Minister in the Prime Minister’s Office, Temeki Tšolo, has told the Sunday Express that the government is hot on the trail of a civil service syndicate that is cashing in on the payouts for up to 16 000 dead pensioners.
Mr Tšolo said investigations were at “an advanced stage” and that suspects would be prosecuted soon.
Successive governments have grappled with ghost workers and pensioners – a problem which not only bloats the civil service wage bill, but also worsens corruption.
Over the years, it has been unearthed that workers that had either left employment through dismissal, retirement or death were still on the government’s payroll, with some continuing to enjoy other benefits and even salary increases.
Earlier this year, the government embarked on a comprehensive audit of all civil servants in a bid to weed out ghost workers and pensioners.
However, Finance Minister, Moeketsi Majoro, indicated while unveiling the 2017/2018 national budget in July this year that 16 000 people had found their way onto the pension payroll.
He said the 2016 Population and Housing Census indicated that there were 70 000 citizens aged 70 years and older.

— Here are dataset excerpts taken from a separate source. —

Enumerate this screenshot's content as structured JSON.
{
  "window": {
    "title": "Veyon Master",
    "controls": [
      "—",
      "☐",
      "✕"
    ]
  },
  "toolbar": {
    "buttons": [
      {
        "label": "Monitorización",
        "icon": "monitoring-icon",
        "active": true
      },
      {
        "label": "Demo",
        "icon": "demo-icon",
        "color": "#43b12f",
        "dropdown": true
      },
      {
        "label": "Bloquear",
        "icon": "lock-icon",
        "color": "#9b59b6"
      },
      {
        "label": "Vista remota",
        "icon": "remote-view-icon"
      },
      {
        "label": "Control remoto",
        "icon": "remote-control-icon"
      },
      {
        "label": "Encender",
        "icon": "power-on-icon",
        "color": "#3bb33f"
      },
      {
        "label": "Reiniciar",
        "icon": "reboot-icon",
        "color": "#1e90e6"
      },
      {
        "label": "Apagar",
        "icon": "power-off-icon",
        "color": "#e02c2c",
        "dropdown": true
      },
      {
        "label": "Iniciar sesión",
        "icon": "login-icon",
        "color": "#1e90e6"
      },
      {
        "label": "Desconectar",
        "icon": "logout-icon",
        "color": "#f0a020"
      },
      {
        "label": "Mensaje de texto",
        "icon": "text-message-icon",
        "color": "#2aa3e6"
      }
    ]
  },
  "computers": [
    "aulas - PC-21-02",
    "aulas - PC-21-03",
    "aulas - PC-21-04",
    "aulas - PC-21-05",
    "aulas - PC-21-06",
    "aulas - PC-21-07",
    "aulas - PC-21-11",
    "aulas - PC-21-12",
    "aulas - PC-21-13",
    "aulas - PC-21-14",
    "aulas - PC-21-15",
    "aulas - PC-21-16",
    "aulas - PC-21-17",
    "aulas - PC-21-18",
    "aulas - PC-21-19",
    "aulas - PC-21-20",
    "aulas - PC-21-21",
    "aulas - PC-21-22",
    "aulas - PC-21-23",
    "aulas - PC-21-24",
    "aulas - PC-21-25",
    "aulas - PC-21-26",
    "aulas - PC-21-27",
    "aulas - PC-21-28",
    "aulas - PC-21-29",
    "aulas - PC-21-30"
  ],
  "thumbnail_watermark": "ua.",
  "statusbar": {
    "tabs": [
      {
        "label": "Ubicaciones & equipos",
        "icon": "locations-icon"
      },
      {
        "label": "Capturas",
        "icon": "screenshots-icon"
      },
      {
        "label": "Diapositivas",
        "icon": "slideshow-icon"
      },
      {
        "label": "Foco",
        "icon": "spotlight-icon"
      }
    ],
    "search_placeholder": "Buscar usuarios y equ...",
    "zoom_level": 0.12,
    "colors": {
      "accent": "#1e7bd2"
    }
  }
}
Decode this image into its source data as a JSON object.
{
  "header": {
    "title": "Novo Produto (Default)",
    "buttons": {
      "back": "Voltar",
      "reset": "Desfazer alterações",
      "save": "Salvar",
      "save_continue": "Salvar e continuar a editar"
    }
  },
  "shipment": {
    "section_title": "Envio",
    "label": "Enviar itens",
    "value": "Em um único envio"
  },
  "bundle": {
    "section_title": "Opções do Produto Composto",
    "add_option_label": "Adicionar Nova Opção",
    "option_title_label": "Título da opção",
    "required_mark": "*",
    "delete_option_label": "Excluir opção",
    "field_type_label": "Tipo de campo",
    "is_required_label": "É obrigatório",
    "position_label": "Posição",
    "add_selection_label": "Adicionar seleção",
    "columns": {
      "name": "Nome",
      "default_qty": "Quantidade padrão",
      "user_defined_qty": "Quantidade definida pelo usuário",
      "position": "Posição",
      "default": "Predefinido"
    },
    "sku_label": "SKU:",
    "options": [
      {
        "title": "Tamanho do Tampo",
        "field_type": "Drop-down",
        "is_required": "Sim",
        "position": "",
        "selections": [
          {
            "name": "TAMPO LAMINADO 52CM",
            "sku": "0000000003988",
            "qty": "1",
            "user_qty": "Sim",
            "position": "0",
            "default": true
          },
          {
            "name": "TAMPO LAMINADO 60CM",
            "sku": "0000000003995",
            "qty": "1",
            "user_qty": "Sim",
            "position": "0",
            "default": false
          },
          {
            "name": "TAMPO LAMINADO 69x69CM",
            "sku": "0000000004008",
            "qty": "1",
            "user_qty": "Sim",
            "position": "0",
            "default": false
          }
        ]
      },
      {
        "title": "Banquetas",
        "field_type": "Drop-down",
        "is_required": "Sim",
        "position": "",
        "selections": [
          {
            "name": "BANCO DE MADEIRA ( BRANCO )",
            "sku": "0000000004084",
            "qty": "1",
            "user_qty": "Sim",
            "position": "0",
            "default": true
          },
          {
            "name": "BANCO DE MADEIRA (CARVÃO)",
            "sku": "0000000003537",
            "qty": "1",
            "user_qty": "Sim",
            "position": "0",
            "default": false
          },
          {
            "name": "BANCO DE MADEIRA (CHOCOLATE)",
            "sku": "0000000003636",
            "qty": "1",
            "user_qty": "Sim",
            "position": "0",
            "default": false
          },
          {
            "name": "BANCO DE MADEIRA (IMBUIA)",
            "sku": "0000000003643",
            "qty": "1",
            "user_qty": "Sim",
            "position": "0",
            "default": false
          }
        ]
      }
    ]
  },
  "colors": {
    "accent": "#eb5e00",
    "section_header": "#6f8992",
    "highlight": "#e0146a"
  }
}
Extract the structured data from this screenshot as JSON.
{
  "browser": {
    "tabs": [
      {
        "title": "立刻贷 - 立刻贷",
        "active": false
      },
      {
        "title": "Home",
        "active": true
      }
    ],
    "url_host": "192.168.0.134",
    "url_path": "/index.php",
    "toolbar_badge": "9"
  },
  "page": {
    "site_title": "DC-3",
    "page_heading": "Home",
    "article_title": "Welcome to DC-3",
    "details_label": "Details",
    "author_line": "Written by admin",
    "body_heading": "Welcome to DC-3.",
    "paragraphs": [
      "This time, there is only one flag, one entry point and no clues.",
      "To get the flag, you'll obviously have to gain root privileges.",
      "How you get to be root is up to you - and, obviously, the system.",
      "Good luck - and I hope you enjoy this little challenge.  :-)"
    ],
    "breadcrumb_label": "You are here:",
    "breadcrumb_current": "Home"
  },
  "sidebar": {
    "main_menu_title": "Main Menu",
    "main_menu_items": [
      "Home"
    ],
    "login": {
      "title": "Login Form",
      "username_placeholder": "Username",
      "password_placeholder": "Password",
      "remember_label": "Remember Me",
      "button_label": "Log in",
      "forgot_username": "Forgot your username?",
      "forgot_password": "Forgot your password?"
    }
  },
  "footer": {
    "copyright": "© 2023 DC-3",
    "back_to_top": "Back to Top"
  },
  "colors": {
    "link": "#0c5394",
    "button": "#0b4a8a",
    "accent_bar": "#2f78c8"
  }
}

However, the Old Age Pension payroll had 86 000 people.
“Efforts are underway to eliminate ghosts and others fraudulently receiving pensions and also to lower the cost of administering the pension,” said Dr Majoro, who increased the Old Age Pension from M580 to M700 during the budget presentation.
Mr Tšolo told this publication on Friday that the M16 000 ghost pensioners were prejudicing taxpayers of over M11.2 million every month.
“You will remember that during the presentation of the budget speech by the minister, it was mentioned that 16 000 dead pensioners were being fraudulently paid every month,” he said.
“And when you multiply that 16 000 with the M700 Old Age Pension, you will realise that the government loses M11.2 million every month.”
Mr Tšolo said investigations were at advanced stage and that suspects would soon face the wrath of the law.
“We are on the tails of the suspects who continue to fraudulently enjoy monies they are not supposed to get in the first place. Soon enough, very stern measures will be taken against those found wanting,” he said.
The minister would not be drawn to divulge details of the investigation, saying he did not want to alert the suspects before the probe was completed.
“We need to look carefully into the suspects’ contracts before we can even start with disciplinary action because sometimes the evidence alone may not be enough,” he said.
“We don’t want to be hasty by firing people based on insufficient evidence and enabling the same people run to the courts and get interdicts. It is imperative to follow proper procedures when dealing with such individuals.”
Mr Tšolo added: “So, it is important for us to carefully study the suspects’ contracts and follow the law before we can dismiss them to ensure that suspects don’t remain in office because proper procedures were not followed.”
Since its inauguration in June this year, the Prime Minister Thomas Thabane-led government has vowed to stamp out corruption “in all its manifestations”.
Dr Thabane told the Sunday Express’s sister publication Lesotho Times this past week that he had made the anti-corruption crusade the cornerstone of his term in office.
The premier also said he would not delegate the anti-corruption fight, but lead it himself.